Monday 30 April 2018

THE REAL WORLD

There was a very pertinent comment on the EU Referendum blog by someone who uses the moniker JDD and is actually an advisor to government. He makes a point which I think is very true. Many ministers and MPs were born after we joined the EU or were too young to know what things were like for trade prior to 1973. It is akin to being unaware of gravity before deciding to jump off a cliff and perhaps this is why Brexiteers seem to have no fear of the cliff edge.

JDD says:

"The problem we have is that our politicians have never known the 'real' world ie outside the EU. Things work smoothly because of the EU processes that have taken decades to put in place, we have nobody now who can educate from experience how it was before, by that I mean in Government not the Civil Service or blogsphere

"The problems that we advisors keep raising have or may have overwhelmed the positions that these politicians have held for life, they will therefore retreat, in most cases already have done, into what they know rather than engage it is a natural human reaction.

"I don't know the solution to this, education doesn't seem to have worked, peer group meetings haven't worked

"There is complacency at the heart that things will just carry on because that is what politicians are used to, they have never had to discuss WTO rules, compliance, Customs Agreements or basically anything to do with trade and trade facilitation except in Committees which by their nature attract the people who have an interest anyway, but again they have never had experience outside of the EU and how trade works without agreements".

JDD is concerned with international trade and Brexit will undoubtedly disrupt our trade and therefore our economy.
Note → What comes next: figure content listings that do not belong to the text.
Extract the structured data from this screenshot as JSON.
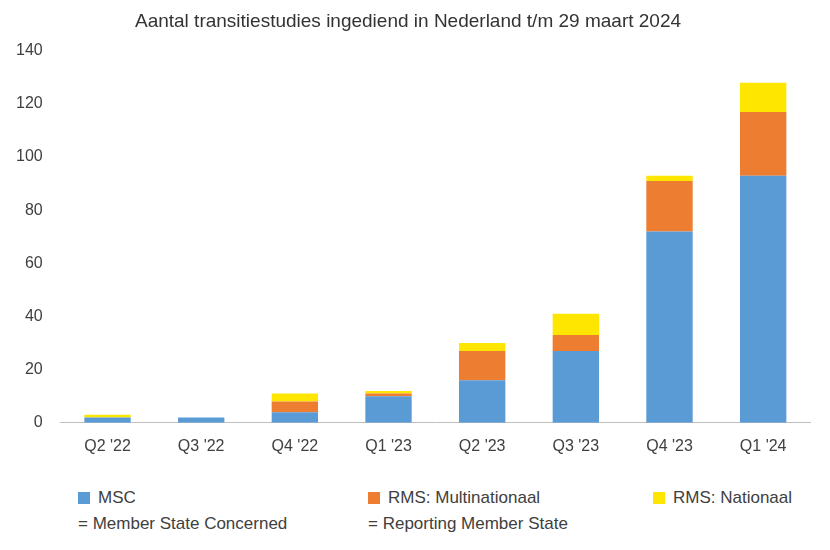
{
  "chart_data": {
    "type": "bar",
    "title": "Aantal transitiestudies ingediend in Nederland t/m 29 maart 2024",
    "categories": [
      "Q2 '22",
      "Q3 '22",
      "Q4 '22",
      "Q1 '23",
      "Q2 '23",
      "Q3 '23",
      "Q4 '23",
      "Q1 '24"
    ],
    "series": [
      {
        "name": "MSC",
        "color": "#5B9BD5",
        "values": [
          2,
          2,
          4,
          10,
          16,
          27,
          72,
          93
        ]
      },
      {
        "name": "RMS: Multinationaal",
        "color": "#ED7D31",
        "values": [
          0,
          0,
          4,
          1,
          11,
          6,
          19,
          24
        ]
      },
      {
        "name": "RMS: Nationaal",
        "color": "#FFE600",
        "values": [
          1,
          0,
          3,
          1,
          3,
          8,
          2,
          11
        ]
      }
    ],
    "annotations": [
      "= Member State Concerned",
      "= Reporting Member State"
    ],
    "stacked": true,
    "legend": "bottom",
    "grid": false,
    "ylim": [
      0,
      140
    ],
    "yticks": [
      0,
      20,
      40,
      60,
      80,
      100,
      120,
      140
    ]
  }
}
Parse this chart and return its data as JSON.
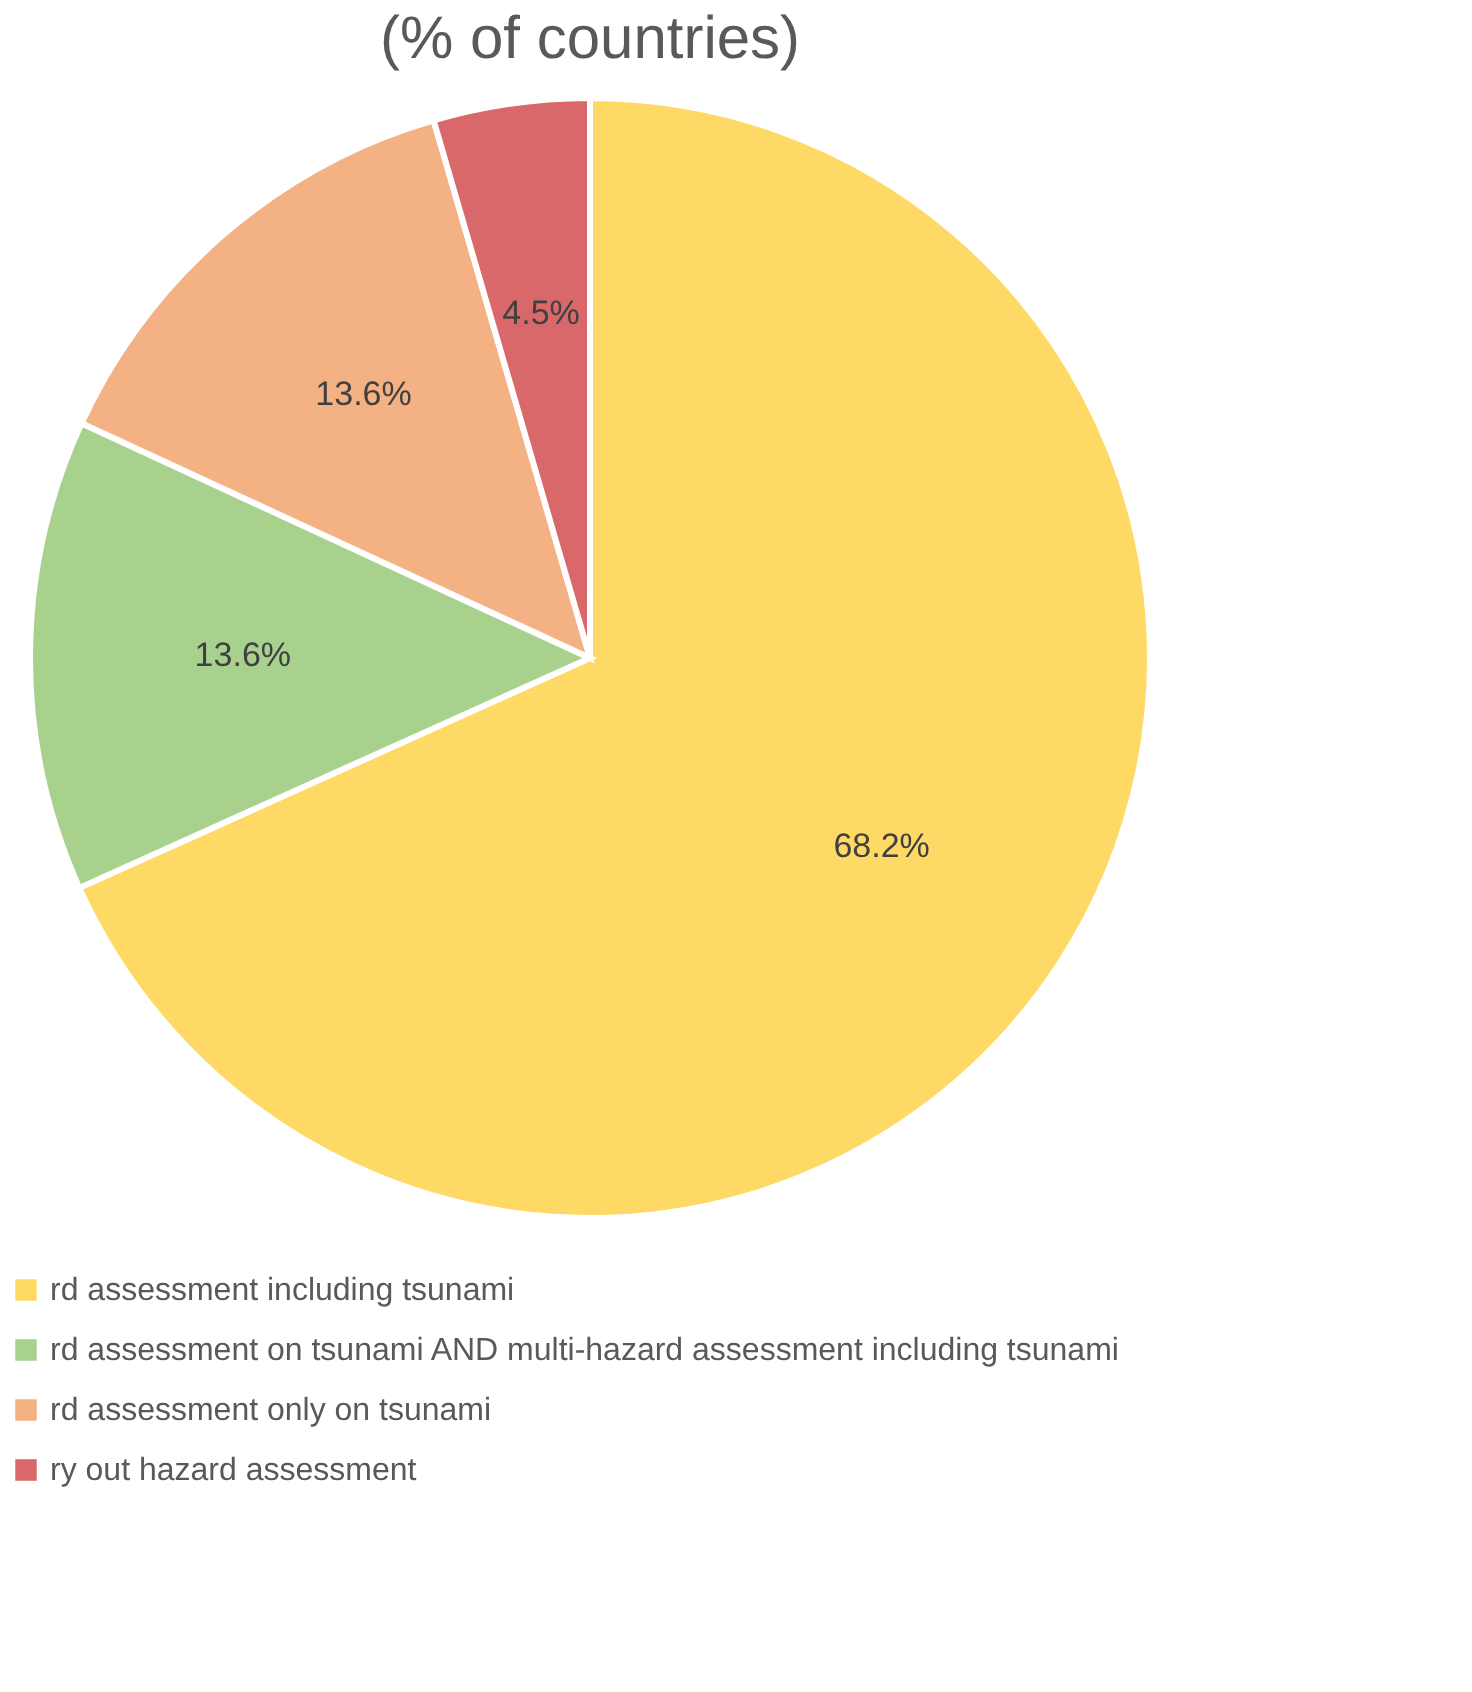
{
  "chart_data": {
    "type": "pie",
    "title": "(% of countries)",
    "categories": [
      "rd assessment including tsunami",
      "rd assessment on tsunami AND multi-hazard assessment including tsunami",
      "rd assessment only on tsunami",
      "ry out hazard assessment"
    ],
    "values": [
      68.2,
      13.6,
      13.6,
      4.5
    ],
    "value_labels": [
      "68.2%",
      "13.6%",
      "13.6%",
      "4.5%"
    ],
    "colors": [
      "#ffd966",
      "#a9d18e",
      "#f4b183",
      "#d9686a"
    ],
    "legend": "bottom"
  }
}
It will filter through to almost everything we do.

This may not matter if (a) we had plenty of time to read up on things and so begin to understand them (b) we had time to debate among ourselves and reach a consensus about the way to deal with the changes (c) we then had time to prepare the population for the coming changes and (d) we were then given the time to plan for and build the infrastructure needed.

But this lack of understanding and failure even to recognise we have a big problem is running against the clock. As Andrew Rawnsley writes in The Observer (HERE), Mrs May's attempt to "muddle through" Brexit is fast coming to an end and the next few weeks are crucial.

The old adage about the first step in solving a problem is to recognise you've got one. At the moment I am not sure Mrs May even realises we do have problems.